Cells, Cellular Components, Transport Systems, Fluid Movement Between Compartments Flashcards
(63 cards)
What is active transport?
The energy-requiring process by which substances are moved up their concentration gradient (i.e. from an area with lower concentration to one with a higher concentration).
What is adenosine diphosphate (ADP)?
The product produced when adenosine triphosphate (ATP) is metabolised with the breaking of its high energy phosphate bond to release energy.
What is adenosine triphosphate (ATP)?
High-energy compound which provides energy for the cell when its high energy bonds with phosphate groups are broken.
What are compartments in the body?
Spaces within the body that are separated by living membranes.
What is cytoplasm?
The fluid and contents of a cell.
What is diffusion?
The movement of substances down their concentration gradients from a higher to a lower concentration.
What are electrolytes?
Substances that dissociate in water to form ions.
What is endocytosis?
Bulk movement into a cell.
What does extracellular mean?
Outside cells.
What is exocytosis?
Bulk movement out of a cell.
What is facilitated diffusion?
Diffusion with the aid of a transport protein.
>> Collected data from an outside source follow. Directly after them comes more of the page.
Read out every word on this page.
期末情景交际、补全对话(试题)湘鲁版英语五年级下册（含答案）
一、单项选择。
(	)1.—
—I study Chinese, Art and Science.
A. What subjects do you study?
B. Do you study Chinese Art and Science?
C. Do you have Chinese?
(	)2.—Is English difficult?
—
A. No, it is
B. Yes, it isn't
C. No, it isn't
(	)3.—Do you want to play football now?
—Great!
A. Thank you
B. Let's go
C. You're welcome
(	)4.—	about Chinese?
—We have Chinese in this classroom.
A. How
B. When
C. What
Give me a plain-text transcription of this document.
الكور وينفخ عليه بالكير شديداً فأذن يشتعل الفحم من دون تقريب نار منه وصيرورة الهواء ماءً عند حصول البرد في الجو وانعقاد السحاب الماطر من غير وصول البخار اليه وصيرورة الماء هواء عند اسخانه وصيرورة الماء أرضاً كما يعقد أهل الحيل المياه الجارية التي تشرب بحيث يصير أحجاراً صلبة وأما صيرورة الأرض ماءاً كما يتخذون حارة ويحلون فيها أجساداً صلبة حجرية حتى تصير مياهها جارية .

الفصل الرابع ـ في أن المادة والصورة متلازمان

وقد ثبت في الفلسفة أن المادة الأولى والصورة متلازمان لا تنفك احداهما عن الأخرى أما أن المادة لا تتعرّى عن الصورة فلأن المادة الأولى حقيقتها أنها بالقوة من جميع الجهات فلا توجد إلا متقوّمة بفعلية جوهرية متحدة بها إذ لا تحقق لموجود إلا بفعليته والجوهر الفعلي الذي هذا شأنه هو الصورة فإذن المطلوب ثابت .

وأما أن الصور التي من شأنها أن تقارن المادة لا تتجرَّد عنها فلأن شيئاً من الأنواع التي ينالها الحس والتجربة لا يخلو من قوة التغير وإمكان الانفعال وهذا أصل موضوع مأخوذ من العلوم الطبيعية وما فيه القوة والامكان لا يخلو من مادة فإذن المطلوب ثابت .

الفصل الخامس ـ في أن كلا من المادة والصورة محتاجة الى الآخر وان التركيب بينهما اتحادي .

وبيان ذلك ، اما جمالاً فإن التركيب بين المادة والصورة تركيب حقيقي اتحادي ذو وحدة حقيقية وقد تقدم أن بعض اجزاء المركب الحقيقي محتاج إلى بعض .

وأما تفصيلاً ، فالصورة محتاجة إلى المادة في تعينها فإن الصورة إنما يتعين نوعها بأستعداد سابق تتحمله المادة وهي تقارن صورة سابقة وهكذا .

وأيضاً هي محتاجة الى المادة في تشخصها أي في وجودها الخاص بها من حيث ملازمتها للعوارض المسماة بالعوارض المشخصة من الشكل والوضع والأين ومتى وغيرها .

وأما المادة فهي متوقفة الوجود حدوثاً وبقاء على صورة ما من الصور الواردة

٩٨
What does hydrophilic mean?
Water-loving, soluble in water.
What does hydrophobic mean?
Water-hating, insoluble in water and soluble in lipids.
What is hypertonic?
A solute concentration higher than that of intracellular fluid. Cells placed in a hypertonic solution would shrink, as water would flow out into the hypertonic solution by osmosis.
What is hypotonic?
Solute concentration lower than that of intracellular fluid. Cells placed in a hypotonic solution would swell, as water would flow from the hypotonic solution into the cells by osmosis.
What does ‘Interstitial’ refer to?
Between cells.
What does ‘Intracellular’ mean?
Inside the cell.
What are organelles?
‘Mini organs’ that perform the vital functions of the cell.
What is osmosis?
Movement of water through a selectively permeable membrane to even out the solute concentration on either side of the membrane.
What is osmotic pressure?
The pressure that must be exerted on a solution into which water is flowing by osmosis in order to completely oppose that osmotic movement.
What is passive transport?
The process by which substances move down a concentration gradient without requiring energy.
What is the plasma membrane?
Outer layer of the cell.
What is a transport protein?
Large protein molecules that move specific substances across a cell membrane.
A solution containing a higher concentration of solutes than the cytosol of a cell is:
hypertonic
Example: In a hypertonic solution, cells may lose water and shrink.